NMR evidence for the presence of a partially (un)folded species of W42R. A, expanded regions of the superposition of the ¹H-¹⁵N HSQC spectra of W42R, trypsin-digested ¹⁵N W42R, HGD C-td, and V75D. Spectra of W42R were recorded at 900 MHz at 37 °C (blue contours), spectra of trypsin-digested ¹⁵N W42R were recorded at 800 MHz at 37 °C (green contours), spectra of HGD C-td under native conditions were recorded at 600 MHz at 25 °C (red contours), and spectra of V75D in 3.6 m urea were recorded at 900 MHz at 37 °C (cyan contours), respectively. B, expanded region of the ¹H-¹⁵N HSQC spectrum of the W42R mutant protein at 900 MHz and 37 °C. The Trp-68 Nϵ1 resonances (green contours), Trp-156 Nϵ1 resonances (red contours), and Leu-145 amide resonances (blue contours) are displayed.

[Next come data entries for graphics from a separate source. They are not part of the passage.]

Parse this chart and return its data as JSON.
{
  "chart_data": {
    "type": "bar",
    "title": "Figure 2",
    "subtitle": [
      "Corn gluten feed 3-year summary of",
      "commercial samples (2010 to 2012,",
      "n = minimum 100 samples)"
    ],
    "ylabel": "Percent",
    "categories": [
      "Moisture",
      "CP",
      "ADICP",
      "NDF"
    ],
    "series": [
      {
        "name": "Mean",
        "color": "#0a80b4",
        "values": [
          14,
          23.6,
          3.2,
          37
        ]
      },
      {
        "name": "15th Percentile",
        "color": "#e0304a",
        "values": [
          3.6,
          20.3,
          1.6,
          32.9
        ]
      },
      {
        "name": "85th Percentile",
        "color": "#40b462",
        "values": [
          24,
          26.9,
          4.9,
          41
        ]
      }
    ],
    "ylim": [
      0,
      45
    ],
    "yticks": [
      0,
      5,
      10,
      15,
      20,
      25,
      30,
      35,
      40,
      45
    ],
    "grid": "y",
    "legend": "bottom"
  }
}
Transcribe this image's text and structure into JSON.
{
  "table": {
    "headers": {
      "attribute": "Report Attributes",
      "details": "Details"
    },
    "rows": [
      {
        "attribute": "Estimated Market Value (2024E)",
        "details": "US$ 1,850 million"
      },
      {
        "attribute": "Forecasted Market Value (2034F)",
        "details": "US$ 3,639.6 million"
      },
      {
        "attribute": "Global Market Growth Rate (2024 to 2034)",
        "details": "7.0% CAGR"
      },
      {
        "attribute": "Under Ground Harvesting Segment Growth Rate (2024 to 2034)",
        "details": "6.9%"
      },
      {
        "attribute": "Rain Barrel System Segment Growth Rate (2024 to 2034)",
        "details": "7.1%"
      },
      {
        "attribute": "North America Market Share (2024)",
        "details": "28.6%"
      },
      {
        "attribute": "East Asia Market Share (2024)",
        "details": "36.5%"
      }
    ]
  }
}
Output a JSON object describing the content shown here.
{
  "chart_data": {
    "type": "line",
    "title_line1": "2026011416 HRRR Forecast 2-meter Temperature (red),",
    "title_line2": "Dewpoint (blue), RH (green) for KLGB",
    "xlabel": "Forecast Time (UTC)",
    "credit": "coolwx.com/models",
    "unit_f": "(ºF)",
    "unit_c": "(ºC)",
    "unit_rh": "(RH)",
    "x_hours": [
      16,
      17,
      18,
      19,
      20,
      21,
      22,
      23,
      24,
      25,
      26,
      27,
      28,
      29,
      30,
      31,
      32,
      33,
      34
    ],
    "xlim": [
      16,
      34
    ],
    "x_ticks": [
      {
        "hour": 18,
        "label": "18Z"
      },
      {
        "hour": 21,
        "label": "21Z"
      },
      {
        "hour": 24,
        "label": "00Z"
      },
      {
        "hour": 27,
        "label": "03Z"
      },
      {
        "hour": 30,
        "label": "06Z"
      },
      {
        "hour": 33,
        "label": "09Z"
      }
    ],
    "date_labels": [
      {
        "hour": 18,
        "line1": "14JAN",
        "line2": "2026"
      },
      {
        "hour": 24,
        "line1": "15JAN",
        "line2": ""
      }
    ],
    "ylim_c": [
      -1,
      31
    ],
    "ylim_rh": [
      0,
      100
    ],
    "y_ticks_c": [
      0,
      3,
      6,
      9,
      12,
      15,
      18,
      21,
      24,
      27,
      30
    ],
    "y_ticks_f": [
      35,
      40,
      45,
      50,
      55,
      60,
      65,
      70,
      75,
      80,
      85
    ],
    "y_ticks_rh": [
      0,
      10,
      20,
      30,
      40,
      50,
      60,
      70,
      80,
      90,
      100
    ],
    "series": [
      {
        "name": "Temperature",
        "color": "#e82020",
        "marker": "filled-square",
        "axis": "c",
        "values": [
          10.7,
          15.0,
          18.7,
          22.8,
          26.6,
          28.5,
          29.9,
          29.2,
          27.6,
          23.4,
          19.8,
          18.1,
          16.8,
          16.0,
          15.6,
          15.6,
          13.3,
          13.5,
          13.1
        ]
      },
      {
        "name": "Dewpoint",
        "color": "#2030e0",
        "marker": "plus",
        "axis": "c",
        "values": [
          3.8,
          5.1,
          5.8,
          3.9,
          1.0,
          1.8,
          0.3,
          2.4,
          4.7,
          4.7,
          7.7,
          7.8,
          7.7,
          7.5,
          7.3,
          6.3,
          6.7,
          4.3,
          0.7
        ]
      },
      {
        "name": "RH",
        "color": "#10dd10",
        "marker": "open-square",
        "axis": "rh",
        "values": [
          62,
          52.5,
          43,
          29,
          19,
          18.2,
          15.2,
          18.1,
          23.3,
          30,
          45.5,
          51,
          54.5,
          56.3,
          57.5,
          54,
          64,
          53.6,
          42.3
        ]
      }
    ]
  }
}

Resonances associated with the natively folded protein are labeled with N, and resonances associated with the partially unfolded state are labeled with I.

FIGURE 6.

H/D exchange of HGD and W42R mutant proteins. A, relative intensities of HGD resonances in 50% D₂O to HGD resonances in 5% D₂O at 0 h (red) and 30 h (blue). B, relative intensities of W42R resonances in 50% D₂O to HGD resonances in 5% D₂O at 0 h (red) and 30 h (blue). The average relative intensity of resonances in the ¹H-¹⁵N HSQC spectra the N-td of W42R is indicated by the dotted line.

FIGURE 7.

Effect of UV exposure on ¹⁵N HGD. A, slices through the tryptophan Hϵ1 resonances in the ¹H-¹⁵N HSQC spectra of UV-exposed (red) versus nonexposed (black) protein are superimposed. B, intensity ratios of native resonances of ¹⁵N HGD to those of ¹⁵N HGD after UV exposure.

FIGURE 8.

UV-C exposure and trypsin digestion of HGD and ¹⁵N HGD. A and B, SDS-PAGE of UV-C-exposed and trypsin-digested natural abundance HGD for increasing energy doses (1.0, 2.0, 3.0, 4.0, 5.0 J/cm²) (A) and UV-C-exposed and trypsin-digested ¹⁵N HGD (B). In B: lane 1, protein standard; lane 2, ¹⁵N HGD; lane 3, ¹⁵N HGD incubated at 37 °C overnight without trypsin; lane 4, ¹⁵N HGD incubated at 37 °C overnight with trypsin. Nonexposed HGD samples are loaded in the lanes marked by asterisks.